Si donc l’attention est le désir de préciser la sensation naissante, cela revient à dire qu’elle est le désir d’un accroissement de la croyance actuelle. — Par suite, en montrant le rôle important de l’attention, la psychophysique a prouvé le haut intérêt qui s’attache à l’étude des deux éléments distincts de cette quantité complexe, et la nécessité de la décomposer en eux. — La même définition pourrait s’appliquer, ou peu s’en faut, à la question, source de l’hypothèse. C’est qu’en effet l’esprit attentif est essentiellement « questionneur. Cette étrange faculté dédire si, qui, non moins que la faculté de dire oui et non, concourt à la formation de toutes nos idées (car toutes les lois scientifiques ne sont que des hypothèses vérifiées et embrassent essentiellement l’immensité des faits jugés possibles), s’explique par une analyse pareille. Avant d’hypothétiser, l’enfant questionne. Avant de songer à se dire : « Si ce rocher tombe, il m’écrasera. » l’enfant commence par se demander implicitement : « Ce rocher tombera-t-il ? » Analysons donc la question.
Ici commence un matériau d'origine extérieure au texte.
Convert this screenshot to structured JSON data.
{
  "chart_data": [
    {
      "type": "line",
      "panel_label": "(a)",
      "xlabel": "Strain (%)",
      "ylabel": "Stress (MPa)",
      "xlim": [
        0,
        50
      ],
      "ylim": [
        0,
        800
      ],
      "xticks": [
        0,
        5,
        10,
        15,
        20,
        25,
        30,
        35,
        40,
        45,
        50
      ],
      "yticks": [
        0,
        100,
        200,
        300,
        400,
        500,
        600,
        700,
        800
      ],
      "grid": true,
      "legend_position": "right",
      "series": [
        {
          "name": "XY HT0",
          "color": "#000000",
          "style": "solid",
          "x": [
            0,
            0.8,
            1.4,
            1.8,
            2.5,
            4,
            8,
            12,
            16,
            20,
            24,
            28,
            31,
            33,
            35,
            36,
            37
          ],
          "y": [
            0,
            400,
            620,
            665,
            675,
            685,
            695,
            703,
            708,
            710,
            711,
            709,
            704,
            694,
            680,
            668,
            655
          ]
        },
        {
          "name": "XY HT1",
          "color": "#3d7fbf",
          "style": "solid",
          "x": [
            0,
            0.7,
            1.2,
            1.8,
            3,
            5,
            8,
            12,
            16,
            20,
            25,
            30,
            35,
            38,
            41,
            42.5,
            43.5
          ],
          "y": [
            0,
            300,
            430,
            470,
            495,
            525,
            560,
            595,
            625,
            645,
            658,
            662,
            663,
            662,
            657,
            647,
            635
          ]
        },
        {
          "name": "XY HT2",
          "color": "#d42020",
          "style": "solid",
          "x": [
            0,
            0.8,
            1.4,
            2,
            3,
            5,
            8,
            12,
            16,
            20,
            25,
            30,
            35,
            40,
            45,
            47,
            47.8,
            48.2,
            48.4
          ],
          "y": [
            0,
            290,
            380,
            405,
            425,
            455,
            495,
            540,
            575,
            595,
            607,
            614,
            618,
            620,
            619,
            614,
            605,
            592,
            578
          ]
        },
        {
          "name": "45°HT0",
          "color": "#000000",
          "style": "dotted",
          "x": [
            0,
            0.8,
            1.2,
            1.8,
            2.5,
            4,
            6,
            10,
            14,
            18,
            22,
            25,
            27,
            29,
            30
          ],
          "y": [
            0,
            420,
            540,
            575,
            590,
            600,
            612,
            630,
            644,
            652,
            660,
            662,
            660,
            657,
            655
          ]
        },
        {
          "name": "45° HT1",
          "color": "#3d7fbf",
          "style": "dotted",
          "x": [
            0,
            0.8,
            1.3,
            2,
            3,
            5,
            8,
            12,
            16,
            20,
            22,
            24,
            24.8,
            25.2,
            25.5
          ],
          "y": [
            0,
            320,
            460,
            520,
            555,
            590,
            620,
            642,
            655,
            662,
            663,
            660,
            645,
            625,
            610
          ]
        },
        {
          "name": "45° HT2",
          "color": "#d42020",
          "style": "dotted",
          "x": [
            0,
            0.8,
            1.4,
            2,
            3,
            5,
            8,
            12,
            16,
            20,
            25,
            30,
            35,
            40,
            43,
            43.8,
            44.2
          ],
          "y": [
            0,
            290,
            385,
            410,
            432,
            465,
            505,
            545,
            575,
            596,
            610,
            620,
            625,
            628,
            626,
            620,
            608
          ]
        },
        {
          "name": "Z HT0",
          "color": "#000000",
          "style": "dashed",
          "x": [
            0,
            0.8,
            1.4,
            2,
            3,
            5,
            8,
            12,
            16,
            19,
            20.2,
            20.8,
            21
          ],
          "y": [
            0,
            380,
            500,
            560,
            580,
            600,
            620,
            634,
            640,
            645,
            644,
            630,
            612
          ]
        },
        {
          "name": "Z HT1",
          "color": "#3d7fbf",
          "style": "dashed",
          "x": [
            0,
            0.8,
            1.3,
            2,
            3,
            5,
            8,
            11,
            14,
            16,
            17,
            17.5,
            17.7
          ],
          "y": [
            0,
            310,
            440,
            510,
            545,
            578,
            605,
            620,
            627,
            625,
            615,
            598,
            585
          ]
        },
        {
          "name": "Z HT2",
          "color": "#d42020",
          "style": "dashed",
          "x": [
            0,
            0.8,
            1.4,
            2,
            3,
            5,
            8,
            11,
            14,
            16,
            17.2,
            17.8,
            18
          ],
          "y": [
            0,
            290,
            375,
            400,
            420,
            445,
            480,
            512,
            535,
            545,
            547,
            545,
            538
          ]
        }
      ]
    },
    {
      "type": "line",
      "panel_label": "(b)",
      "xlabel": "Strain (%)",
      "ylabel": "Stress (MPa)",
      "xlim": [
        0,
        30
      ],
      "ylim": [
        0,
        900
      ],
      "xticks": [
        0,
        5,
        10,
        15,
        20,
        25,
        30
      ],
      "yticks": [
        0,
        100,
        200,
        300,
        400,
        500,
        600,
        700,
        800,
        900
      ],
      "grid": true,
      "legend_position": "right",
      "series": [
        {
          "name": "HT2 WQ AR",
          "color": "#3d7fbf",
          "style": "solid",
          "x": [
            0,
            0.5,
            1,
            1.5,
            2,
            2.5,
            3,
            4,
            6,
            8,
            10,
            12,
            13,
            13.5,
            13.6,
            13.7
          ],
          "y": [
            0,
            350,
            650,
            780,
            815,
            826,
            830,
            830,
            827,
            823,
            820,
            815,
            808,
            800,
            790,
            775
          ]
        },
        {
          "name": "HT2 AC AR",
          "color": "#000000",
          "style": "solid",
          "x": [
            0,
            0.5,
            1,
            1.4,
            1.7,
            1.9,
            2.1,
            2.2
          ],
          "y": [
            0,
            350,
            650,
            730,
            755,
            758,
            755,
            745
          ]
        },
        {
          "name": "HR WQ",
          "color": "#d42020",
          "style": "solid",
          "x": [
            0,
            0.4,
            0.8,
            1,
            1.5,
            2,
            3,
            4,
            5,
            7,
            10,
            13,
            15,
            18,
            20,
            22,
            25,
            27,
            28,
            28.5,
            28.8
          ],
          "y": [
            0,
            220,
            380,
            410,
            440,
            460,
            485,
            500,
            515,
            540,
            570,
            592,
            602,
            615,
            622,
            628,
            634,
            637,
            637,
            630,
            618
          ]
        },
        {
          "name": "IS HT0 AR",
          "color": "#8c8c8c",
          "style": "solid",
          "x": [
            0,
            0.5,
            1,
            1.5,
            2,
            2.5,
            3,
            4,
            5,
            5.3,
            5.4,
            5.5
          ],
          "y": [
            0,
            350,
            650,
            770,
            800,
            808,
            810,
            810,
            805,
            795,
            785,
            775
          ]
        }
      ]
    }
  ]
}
L’image d’un rocher (ou la vue de ce rocher) et l’image de son mouvement de chute se présentent ensemble à l’esprit de l’enfant ; et son esprit, par exception (caria thèse et l’antithèse sont la règle ordinaire), n’établit entre ces deux idées aucun lien de foi positive ou négative. Cependant il désire, il a besoin de croire, d’affirmer ou de nier. Ce désir qui a une croyance future pour objet, c’est l’interrogation.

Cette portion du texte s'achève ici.